Ma méthode consiste à déconstruire partiellement l’enchevêtrement de ces variables, à travers une simulation mathématique où je construis autant de réalités alternatives artificielles qu’il y a de variables à prendre en compte. Ensuite, j’étudie la similarité mathématique entre ces réalités alternatives d’une part et la réalité empirique telle que représentée par les données empiriques. La construction de ces réalités artificielles suit la logique essentielle d’un réseau neuronal artificiel qui optimise une variable de parmi toutes celles étudiées – comme variable de sortie – tout en utilisant les autres variables comme matériel d’entrée à optimiser. Chacune de ces réalités artificielles est donc une représentation mathématique d’une orientation spécifique de la (des) société(s) étudiées : l’orientation sur le type donné de récompense.

Ma méthode assume donc que la société telle quelle est observable de façon empirique est une superposition d’orientations différentes.
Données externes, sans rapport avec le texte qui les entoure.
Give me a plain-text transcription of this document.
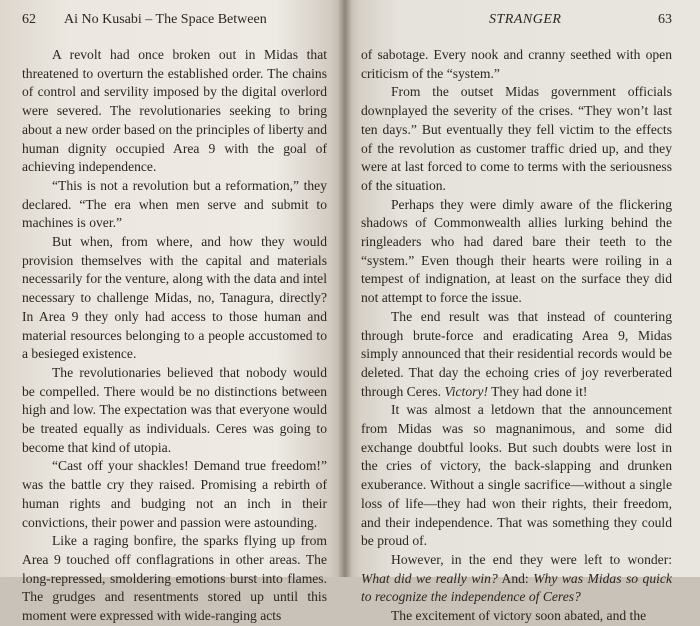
62 Ai No Kusabi – The Space Between

A revolt had once broken out in Midas that threatened to overturn the established order. The chains of control and servility imposed by the digital overlord were severed. The revolutionaries seeking to bring about a new order based on the principles of liberty and human dignity occupied Area 9 with the goal of achieving independence.

“This is not a revolution but a reformation,” they declared. “The era when men serve and submit to machines is over.”

But when, from where, and how they would provision themselves with the capital and materials necessarily for the venture, along with the data and intel necessary to challenge Midas, no, Tanagura, directly? In Area 9 they only had access to those human and material resources belonging to a people accustomed to a besieged existence.

The revolutionaries believed that nobody would be compelled. There would be no distinctions between high and low. The expectation was that everyone would be treated equally as individuals. Ceres was going to become that kind of utopia.

“Cast off your shackles! Demand true freedom!” was the battle cry they raised. Promising a rebirth of human rights and budging not an inch in their convictions, their power and passion were astounding.

Like a raging bonfire, the sparks flying up from Area 9 touched off conflagrations in other areas. The long-repressed, smoldering emotions burst into flames. The grudges and resentments stored up until this moment were expressed with wide-ranging acts

STRANGER	63

of sabotage. Every nook and cranny seethed with open criticism of the “system.”

From the outset Midas government officials downplayed the severity of the crises. “They won’t last ten days.” But eventually they fell victim to the effects of the revolution as customer traffic dried up, and they were at last forced to come to terms with the seriousness of the situation.

Perhaps they were dimly aware of the flickering shadows of Commonwealth allies lurking behind the ringleaders who had dared bare their teeth to the “system.” Even though their hearts were roiling in a tempest of indignation, at least on the surface they did not attempt to force the issue.

The end result was that instead of countering through brute-force and eradicating Area 9, Midas simply announced that their residential records would be deleted. That day the echoing cries of joy reverberated through Ceres. Victory! They had done it!

It was almost a letdown that the announcement from Midas was so magnanimous, and some did exchange doubtful looks. But such doubts were lost in the cries of victory, the back-slapping and drunken exuberance. Without a single sacrifice—without a single loss of life—they had won their rights, their freedom, and their independence. That was something they could be proud of.

However, in the end they were left to wonder: What did we really win? And: Why was Midas so quick to recognize the independence of Ceres?

The excitement of victory soon abated, and the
Plus de variables j’utilise dans ma recherche, plus d’orientations alternatives je peux découvrir ainsi. D’un autre point de vue, plus diverse est le panier des variables, donc plus je mélange les données en provenance des sources différentes, y compris mes propres coefficients ou me propres observations, plus d’orientations différentes je peux déconstruire à partir de la réalité empirique.

Ça, c’est la théorie de base. Pour l’appliquer en pratique, donc pour étudier l’émergence ou bien l’absorption possible des nouvelles technologies dans l’environnement socio-économique, il me faut introduire dans mon observation empirique des variables pertinentes à ces technologies. Pertinence peut être directe aussi bien qu’indirecte. Si j’inclue dans ma soupe primaire des nombres une variable telle que le pourcentage d’électricité en provenance des sources renouvelables, je décris la probabilité qu’une kilowatt heure prise au hasard, comme ça, dans la rue, provienne de ces technologies de génération. Si je prends une variable telle que l’efficience énergétique de l’économie nationale, donc la quantité de produit par unité d’énergie consommée, c’est plus indirect : je mesure l’incidence des technologies relativement plus efficientes en énergie par comparaison à celles relativement moins efficientes.

En pratique, l’observation directe de l’émergence et l’absorption des technologies a des limites qui se sentent très vite. Je peux mesurer, par exemple, le pourcentage de génération éolienne dans le panier d’énergie consommée. En revanche, lorsqu’il s’agit de mesurer la prévalence relative des solutions spécifiques dans les turbines, la transmission d’énergie, l’équilibrage du réseau etc., alors là, il n’y a pas vraiment foule comme données empiriques. Alors, je fais ce que les scientifiques font tout le temps en l’absence des données empiriques pertinentes : je triche. J’introduis dans mon ensemble des données des probabilités théoriques. J’ai donc une base de données bien catholique, avec des trucs comme PIB ou inflation dedans et j’ajoute un pourcentage théorique qui correspond à la probabilité qu’une technologie spécifique soit adoptée par un utilisateur pris au hasard. Enfin, j’hésite entre « adoptée » et « appliquée ». Lorsque j’adopte, je prends responsabilité. Lorsque j’applique, ‘y a moins de poids éthique.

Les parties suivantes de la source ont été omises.